Takut akan Bayangan
Di sebuah daerah nan jauh dari kota, seorang pemuda terhinggap
penyakit aneh. Ia begitu gusar dengan keadaannya. Selalu gelisah. Karena
penyakit itu, sang pemuda tak berani keluar rumah siang hari. Takut.
Sangat takut.
Sebenarnya, penyakit itu tampak sederhana. Sang pemuda begitu
merinding ketakutan ketika melihat bayangan hitam dirinya akibat sorotan
cahaya. Tiap kali menemukan bayangan hitam yang mengikuti geraknya, si
pemuda berteriak histeris. “Takut! Takut!” Mungkin, bayangan itu
terlihat lain olehnya. Seperti sosok hitam misterius yang terus
membayangi ke mana pun ia bergerak.
Beberapa tabib telah didatangkan. Ada yang ahli gangguan setan. Ada
yang ahli jiwa. Ada juru nasihat. Dan seterusnya. Tapi, semua belum
menggembirakan. Sang pemuda masih saja takut. Ia seperti tak akan pernah
sembuh.
Hingga suatu kali, seorang guru berkunjung. Dari balik rumahnya nan
gelap, sang pemuda mempersilakan kakek tua itu masuk. “Silakan masuk,
Guru!” ucapnya pelan. Kakek dan pemuda itu pun duduk dalam ruang gelap.
Nyaris, tak seberkas sinar pun bisa menelusup dari celah bilik rumah
itu. Ruang-ruang di situ begitu rapat. Gelap dan pengap.
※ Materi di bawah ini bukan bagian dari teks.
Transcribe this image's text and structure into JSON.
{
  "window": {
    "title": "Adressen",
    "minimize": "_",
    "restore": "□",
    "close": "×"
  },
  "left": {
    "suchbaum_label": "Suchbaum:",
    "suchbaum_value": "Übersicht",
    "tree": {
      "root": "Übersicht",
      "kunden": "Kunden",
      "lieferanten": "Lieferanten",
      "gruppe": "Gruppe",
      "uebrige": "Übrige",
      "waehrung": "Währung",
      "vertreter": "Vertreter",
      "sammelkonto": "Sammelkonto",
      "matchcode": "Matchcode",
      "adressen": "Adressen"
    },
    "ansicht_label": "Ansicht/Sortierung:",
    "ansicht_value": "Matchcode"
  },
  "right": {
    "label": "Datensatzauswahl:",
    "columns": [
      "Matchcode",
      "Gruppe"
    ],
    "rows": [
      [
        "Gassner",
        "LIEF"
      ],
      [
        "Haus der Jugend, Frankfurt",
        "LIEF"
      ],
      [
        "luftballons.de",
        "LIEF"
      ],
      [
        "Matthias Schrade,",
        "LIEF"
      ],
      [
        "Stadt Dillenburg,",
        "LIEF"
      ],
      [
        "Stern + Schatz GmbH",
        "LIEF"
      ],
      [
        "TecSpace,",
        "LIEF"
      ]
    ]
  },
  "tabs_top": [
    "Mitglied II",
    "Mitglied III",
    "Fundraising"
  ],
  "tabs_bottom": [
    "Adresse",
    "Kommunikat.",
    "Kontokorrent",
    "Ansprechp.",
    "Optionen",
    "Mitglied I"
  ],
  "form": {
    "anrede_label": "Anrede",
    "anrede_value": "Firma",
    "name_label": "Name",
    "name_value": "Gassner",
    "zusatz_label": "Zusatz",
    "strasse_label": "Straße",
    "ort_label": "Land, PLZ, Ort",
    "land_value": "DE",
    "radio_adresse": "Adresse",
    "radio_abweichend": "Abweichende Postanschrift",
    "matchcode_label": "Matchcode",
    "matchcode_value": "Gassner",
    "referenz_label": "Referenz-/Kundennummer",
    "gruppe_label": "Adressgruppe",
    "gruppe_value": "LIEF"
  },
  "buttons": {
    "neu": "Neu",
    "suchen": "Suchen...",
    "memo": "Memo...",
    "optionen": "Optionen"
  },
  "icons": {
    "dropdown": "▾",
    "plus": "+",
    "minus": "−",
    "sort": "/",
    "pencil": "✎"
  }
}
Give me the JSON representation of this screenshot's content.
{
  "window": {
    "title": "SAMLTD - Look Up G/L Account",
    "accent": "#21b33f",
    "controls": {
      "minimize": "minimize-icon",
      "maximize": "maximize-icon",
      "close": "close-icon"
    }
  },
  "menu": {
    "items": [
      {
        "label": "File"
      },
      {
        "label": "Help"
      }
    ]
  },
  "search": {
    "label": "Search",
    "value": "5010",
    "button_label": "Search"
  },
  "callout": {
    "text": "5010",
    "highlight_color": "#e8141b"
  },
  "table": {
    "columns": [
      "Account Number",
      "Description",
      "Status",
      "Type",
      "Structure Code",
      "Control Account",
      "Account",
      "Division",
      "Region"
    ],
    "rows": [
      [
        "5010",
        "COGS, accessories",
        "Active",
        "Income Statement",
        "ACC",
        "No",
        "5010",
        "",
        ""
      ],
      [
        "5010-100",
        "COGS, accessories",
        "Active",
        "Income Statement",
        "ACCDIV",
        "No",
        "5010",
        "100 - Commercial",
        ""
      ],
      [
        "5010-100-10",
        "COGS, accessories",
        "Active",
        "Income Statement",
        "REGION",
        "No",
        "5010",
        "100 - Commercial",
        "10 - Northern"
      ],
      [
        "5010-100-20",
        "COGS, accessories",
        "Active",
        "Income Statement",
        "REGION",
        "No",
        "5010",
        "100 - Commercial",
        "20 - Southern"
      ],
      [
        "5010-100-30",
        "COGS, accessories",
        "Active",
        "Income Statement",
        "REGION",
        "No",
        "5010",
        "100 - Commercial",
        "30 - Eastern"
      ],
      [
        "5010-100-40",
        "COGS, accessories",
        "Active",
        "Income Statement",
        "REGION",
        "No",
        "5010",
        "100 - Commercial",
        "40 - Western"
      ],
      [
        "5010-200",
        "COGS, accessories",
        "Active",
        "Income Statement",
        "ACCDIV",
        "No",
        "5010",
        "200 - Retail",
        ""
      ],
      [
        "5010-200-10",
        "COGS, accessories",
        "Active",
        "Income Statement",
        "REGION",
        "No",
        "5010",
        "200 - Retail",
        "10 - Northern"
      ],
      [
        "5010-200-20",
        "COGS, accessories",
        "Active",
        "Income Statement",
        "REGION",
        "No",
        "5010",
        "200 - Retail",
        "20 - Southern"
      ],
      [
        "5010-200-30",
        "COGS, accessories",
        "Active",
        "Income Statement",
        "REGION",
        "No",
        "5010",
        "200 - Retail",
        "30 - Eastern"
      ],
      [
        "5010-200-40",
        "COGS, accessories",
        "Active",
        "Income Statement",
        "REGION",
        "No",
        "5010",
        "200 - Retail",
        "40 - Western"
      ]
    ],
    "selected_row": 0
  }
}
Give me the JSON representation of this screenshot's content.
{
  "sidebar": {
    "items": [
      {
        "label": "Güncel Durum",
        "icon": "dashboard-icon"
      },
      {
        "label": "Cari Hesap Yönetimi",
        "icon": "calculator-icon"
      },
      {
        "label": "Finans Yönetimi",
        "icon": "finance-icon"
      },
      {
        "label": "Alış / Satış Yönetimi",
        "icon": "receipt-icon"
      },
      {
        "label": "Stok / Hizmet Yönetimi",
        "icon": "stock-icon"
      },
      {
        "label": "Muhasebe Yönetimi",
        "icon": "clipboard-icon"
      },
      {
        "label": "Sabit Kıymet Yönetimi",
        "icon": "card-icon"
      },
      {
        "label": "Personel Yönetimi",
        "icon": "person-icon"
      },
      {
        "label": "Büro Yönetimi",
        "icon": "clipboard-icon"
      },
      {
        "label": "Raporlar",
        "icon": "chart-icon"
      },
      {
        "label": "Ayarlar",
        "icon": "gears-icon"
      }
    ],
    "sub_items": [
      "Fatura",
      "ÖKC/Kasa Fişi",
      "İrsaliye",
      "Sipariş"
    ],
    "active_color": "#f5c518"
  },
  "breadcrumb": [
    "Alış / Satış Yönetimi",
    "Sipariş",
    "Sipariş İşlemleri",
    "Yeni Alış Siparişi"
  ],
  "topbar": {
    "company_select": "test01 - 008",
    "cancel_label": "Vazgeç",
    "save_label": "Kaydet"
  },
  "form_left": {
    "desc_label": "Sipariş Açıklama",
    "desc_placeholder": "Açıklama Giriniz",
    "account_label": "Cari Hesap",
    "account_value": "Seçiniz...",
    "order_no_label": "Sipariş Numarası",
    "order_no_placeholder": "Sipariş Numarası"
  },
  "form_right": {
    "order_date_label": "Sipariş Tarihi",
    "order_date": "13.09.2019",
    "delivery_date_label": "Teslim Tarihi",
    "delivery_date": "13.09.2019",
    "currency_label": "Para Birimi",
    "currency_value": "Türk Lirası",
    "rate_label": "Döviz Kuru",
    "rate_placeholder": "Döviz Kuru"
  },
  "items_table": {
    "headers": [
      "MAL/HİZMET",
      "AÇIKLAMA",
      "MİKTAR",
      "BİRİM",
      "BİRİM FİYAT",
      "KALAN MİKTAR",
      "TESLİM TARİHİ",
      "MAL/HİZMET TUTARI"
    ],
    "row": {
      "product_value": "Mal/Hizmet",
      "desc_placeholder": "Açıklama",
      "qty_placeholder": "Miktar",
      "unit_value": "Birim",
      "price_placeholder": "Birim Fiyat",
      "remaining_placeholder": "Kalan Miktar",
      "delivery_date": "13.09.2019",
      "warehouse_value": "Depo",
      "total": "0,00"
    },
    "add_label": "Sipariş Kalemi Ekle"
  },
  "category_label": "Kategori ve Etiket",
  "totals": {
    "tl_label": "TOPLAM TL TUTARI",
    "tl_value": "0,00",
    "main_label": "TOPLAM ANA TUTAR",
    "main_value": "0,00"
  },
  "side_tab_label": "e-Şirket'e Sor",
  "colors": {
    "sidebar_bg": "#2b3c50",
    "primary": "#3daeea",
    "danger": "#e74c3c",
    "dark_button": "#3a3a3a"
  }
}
“Ada apa, anakku? Kenapa kau mengurung diri seperti ini?” suara sang
kakek memulai pembicaraan. Wajahnya nan teduh bisa terasa jelas oleh
sang pemuda. Pertanyaan itu seperti mengungkit-ungkit rasa kesadarannya
yang tertimbun takut.
“Aku takut, Guru! Takut!” jawabnya singkat. “Takut apa?” tanya sang
guru lagi. “Aku takut dengan bayangan hitam yang terus membuntutiku. Ia
seperti menunggu saat aku lengah. Mungkin, sosok hitam itu akan
membunuhku!” ungkapnya sambil sesekali menahan tangis.
“Anakku. Tahukah kamu kalau bayangan hitamlah yang mengantarku ke
sini. Kini, ia tak dapat masuk bersamaku di ruang ini. Padahal, ia
sahabat terbaikku. Kemana pun aku pergi, ia selalu menemani,” ucap sang
guru tenang.
“Tapi guru, ia begitu menyeramkan!” sergah sang pemuda bersemangat.
Sang kakek pun tersenyum. Ia memegang pundak pemuda itu, lembut.
“Anakku. Jangan terpengaruh dengan bayangan hitam. Karena itu pertanda
kalau seseorang sedang tersorot cahaya,” suara sang kakek sambil menahan
nafas.
“Anakku,” suaranya lagi agak lebih berat. “Songsonglah sumber cahaya,
kau akan bahagia. Jangan terus menatap bayangan gelapnya. Karena kau
akan takut melangkah!” ucap sang guru meyakinkan.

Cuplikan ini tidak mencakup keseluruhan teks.